Functional characteristics of the TCCHA nanoparticles

Fenton-like activity of the TCCHA nanoparticles

To detect the Fenton-like activity of the TCCHA nanoparticles, MB, TMB and TPA were used as indicators. For the MB method, a TCCHA nanoparticle suspension (20 µg/mL), H2O2 (10 mM) and MB (10 µg/mL) were mixed in deionized water and incubated on a 37 °C shaker for 2 h. Then, the absorption spectrum of the mixture was recorded using a UV‒vis-NIR spectrometer at 20-minute intervals. Similarly, for the TMB assay, a TCCHA nanoparticle suspension (20 µg/mL), H2O2 (10 mM) and TMB (5 µg/mL) were mixed in deionized water for 10 min. Afterwards, the mixture was removed for UV‒Vis analysis.

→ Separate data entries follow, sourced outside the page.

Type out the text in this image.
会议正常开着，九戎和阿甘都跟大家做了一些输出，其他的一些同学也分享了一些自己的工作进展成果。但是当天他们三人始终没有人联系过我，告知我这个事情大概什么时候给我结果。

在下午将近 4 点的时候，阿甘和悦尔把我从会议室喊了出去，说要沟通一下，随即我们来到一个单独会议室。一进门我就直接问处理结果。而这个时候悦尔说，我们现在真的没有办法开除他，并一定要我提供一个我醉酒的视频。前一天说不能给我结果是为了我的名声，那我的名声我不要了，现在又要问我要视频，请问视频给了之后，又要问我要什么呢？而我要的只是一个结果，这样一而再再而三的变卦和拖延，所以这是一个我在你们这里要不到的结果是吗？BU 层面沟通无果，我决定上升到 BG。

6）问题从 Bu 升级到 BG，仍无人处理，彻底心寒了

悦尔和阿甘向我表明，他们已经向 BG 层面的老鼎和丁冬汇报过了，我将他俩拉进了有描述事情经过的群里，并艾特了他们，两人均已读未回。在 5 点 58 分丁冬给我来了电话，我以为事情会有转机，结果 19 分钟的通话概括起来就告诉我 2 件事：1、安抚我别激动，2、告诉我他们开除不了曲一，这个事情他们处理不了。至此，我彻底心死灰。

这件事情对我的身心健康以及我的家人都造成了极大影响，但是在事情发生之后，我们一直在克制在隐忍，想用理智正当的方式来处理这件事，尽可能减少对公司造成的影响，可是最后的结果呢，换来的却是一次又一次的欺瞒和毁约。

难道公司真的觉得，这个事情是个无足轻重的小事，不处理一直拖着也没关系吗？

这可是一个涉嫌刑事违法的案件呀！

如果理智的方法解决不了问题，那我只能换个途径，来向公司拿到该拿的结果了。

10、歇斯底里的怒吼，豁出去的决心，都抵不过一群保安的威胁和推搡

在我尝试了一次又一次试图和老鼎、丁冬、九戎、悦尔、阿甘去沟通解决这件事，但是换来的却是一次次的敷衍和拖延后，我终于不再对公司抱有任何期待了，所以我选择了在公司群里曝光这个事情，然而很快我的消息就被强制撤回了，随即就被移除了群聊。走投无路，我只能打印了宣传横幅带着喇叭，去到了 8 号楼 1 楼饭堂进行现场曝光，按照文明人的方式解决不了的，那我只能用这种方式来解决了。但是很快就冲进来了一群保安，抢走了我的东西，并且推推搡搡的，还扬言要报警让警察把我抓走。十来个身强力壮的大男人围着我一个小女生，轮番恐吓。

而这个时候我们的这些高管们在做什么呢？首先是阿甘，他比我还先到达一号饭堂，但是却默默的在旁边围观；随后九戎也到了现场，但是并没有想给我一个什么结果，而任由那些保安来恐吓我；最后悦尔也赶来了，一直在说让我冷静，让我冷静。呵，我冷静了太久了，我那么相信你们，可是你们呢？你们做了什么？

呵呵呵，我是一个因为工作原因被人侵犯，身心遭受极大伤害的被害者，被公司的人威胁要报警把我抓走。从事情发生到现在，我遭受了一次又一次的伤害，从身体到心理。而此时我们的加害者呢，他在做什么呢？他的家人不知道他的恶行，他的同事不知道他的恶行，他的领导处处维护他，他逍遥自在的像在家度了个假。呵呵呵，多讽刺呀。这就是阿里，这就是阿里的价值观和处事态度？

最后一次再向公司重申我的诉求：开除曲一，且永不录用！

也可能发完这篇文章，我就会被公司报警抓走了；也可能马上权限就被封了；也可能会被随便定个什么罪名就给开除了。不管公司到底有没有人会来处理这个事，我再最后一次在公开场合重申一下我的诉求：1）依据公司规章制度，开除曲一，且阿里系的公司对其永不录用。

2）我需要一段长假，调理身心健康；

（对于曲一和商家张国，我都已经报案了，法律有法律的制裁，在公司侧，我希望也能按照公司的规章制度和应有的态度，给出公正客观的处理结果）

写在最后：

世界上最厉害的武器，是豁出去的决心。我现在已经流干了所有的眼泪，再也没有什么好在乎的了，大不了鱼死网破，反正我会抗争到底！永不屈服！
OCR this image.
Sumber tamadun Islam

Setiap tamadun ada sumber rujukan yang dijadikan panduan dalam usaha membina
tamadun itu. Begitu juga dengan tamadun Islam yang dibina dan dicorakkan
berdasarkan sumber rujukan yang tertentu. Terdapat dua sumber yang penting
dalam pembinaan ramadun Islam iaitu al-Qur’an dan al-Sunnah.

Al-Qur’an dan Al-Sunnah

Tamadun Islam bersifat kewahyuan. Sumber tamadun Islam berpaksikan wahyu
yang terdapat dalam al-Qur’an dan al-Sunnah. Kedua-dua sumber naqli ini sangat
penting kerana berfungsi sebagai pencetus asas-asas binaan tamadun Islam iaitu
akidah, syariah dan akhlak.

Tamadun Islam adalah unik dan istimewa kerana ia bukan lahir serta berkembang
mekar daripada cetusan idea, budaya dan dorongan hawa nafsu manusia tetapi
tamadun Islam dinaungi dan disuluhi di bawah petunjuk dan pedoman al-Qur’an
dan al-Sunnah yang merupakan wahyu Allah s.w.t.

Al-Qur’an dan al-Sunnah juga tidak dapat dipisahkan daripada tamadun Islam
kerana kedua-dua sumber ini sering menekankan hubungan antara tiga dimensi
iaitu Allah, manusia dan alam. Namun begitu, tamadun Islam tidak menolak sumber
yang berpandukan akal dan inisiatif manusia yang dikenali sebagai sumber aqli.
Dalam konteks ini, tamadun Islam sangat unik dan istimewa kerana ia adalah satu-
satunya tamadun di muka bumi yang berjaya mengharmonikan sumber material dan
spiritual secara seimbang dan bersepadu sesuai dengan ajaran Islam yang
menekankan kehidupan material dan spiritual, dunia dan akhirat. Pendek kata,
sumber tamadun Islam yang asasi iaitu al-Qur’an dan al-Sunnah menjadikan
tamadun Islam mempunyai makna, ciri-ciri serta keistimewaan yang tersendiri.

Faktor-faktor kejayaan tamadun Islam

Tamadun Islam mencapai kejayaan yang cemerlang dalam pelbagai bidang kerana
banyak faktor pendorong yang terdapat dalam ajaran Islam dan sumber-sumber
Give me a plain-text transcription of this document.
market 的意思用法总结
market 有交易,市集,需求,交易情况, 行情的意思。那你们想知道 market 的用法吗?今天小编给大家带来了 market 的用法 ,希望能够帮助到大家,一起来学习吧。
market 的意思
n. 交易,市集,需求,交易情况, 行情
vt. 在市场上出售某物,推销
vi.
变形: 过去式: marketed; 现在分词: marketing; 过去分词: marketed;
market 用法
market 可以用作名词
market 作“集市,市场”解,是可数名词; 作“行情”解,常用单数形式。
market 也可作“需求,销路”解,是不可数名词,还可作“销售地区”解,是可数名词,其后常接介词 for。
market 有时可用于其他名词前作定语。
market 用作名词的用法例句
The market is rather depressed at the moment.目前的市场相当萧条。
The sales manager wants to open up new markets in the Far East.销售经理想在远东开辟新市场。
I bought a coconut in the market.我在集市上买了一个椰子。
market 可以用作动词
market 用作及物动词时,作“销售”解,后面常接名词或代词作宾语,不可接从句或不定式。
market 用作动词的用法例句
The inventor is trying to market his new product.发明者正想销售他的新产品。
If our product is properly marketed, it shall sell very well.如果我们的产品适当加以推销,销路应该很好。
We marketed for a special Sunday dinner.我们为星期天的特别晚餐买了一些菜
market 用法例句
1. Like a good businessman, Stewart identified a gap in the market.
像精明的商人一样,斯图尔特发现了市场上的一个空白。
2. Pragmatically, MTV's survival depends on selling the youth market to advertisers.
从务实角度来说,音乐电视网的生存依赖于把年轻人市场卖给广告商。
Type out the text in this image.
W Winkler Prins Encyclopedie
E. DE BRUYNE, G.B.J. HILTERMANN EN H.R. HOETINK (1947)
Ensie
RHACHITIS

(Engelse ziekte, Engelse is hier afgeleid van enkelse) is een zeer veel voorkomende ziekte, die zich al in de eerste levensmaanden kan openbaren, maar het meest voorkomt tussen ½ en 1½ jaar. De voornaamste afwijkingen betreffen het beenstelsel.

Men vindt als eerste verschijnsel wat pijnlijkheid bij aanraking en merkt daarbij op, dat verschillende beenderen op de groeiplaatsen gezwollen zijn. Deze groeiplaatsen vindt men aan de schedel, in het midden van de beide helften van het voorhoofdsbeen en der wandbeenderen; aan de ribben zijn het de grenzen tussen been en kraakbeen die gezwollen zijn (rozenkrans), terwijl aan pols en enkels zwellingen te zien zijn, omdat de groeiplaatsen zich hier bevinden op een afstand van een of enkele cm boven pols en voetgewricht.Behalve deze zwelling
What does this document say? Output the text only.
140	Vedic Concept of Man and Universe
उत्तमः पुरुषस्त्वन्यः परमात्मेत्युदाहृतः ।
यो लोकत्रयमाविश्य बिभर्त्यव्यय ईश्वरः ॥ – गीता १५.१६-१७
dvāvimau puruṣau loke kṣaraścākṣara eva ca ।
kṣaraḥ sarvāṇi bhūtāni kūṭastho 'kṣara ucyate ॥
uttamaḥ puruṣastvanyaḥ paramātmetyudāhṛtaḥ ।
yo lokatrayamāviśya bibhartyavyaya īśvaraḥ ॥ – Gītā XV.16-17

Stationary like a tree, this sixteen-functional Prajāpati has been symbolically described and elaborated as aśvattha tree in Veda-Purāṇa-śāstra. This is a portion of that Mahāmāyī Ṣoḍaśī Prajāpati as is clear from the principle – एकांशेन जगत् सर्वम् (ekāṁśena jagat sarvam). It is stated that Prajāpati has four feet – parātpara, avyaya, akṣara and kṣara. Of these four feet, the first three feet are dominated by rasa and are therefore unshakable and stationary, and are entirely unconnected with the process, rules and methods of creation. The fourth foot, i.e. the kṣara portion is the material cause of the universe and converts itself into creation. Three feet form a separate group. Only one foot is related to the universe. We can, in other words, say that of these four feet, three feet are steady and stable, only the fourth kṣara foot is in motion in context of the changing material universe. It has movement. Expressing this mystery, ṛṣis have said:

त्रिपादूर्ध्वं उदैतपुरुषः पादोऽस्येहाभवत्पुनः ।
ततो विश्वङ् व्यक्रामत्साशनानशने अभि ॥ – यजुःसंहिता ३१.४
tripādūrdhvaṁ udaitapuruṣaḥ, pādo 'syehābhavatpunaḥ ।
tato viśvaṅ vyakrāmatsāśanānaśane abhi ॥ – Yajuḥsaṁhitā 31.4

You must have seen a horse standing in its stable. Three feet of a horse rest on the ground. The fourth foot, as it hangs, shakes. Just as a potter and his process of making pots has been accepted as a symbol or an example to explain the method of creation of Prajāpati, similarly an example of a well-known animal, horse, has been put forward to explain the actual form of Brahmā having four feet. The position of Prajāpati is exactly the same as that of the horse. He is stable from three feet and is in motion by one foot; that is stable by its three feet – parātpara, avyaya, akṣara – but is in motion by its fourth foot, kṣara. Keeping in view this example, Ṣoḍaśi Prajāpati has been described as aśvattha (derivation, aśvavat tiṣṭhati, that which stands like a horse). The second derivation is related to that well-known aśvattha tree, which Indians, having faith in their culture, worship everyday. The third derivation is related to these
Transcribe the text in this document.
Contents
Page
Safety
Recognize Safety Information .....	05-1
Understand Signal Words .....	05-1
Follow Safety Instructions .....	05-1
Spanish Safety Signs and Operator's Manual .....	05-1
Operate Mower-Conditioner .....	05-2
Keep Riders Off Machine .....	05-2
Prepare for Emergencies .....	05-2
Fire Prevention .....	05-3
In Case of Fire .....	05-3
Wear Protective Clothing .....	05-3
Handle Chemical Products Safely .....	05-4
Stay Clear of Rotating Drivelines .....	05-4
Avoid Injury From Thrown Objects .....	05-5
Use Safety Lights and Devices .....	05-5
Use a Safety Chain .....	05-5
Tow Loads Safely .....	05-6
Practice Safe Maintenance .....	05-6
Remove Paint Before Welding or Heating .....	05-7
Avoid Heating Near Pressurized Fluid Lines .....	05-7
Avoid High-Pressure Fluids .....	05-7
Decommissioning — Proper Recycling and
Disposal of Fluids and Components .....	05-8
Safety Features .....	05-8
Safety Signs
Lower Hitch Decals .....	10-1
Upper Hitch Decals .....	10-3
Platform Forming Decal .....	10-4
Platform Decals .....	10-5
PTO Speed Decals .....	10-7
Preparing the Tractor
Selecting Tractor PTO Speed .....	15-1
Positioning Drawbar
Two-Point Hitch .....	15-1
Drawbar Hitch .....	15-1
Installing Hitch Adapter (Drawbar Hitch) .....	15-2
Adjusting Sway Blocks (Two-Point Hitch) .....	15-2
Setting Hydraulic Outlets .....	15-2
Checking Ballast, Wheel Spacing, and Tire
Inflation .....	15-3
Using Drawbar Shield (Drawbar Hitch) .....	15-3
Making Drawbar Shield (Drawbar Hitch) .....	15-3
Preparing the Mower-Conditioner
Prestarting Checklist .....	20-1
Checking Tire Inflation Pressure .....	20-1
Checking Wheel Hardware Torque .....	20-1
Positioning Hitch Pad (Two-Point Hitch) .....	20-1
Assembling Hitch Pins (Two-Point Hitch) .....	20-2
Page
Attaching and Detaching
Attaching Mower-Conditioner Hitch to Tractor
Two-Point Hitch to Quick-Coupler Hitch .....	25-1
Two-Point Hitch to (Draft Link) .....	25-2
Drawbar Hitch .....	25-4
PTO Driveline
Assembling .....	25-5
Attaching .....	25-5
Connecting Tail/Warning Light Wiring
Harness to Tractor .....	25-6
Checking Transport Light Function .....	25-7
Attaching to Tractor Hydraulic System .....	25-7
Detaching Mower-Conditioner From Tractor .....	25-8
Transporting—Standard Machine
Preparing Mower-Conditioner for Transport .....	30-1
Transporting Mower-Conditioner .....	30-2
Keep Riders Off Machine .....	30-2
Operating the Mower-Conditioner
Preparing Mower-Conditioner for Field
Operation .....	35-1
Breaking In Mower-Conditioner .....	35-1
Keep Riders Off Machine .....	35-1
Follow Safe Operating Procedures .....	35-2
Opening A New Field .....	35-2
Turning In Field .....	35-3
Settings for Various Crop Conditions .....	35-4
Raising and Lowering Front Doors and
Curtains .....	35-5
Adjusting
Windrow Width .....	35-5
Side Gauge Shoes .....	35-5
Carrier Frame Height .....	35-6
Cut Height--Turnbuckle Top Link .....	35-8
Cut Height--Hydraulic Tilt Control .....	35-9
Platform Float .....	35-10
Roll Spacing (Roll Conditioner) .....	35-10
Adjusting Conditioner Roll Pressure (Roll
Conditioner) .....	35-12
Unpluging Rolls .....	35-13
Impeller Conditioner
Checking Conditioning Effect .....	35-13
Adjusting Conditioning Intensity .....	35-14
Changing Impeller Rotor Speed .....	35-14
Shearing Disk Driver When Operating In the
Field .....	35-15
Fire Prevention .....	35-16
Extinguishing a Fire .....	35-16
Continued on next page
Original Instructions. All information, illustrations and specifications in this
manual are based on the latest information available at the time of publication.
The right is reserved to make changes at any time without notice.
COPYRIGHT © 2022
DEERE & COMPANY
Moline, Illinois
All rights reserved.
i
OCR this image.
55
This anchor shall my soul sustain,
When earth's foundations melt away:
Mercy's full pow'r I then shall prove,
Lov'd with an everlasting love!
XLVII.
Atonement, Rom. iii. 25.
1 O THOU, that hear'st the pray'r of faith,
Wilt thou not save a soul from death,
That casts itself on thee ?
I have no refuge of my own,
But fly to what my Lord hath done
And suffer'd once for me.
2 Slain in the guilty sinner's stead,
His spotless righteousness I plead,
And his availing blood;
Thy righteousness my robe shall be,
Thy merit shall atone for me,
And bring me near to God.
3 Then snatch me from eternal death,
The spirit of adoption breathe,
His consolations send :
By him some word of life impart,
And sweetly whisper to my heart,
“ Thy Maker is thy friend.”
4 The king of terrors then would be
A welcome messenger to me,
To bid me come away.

For the TPA test, TPA (5 µg) was first dissolved in NaOH solution (2 mM, 1 mL) to prepare the TPA working solution. Then, 100 µL of TCCHA nanoparticle suspension (20 µg/mL) and H2O2 (10 mM) were added to the TPA working solution. After 5 min, the fluorescence intensity of the test solution was recorded by a fluorescence spectrophotometer (λex = 310 nm).

O2 generation

0.1 mL of TCCHA nanoparticle suspension (500 µg/mL) was mixed with 5 mL of H2O2 solution (10 mM). Subsequently, the O2 generated from the mixed solution was monitored by a portable dissolved oxygen meter.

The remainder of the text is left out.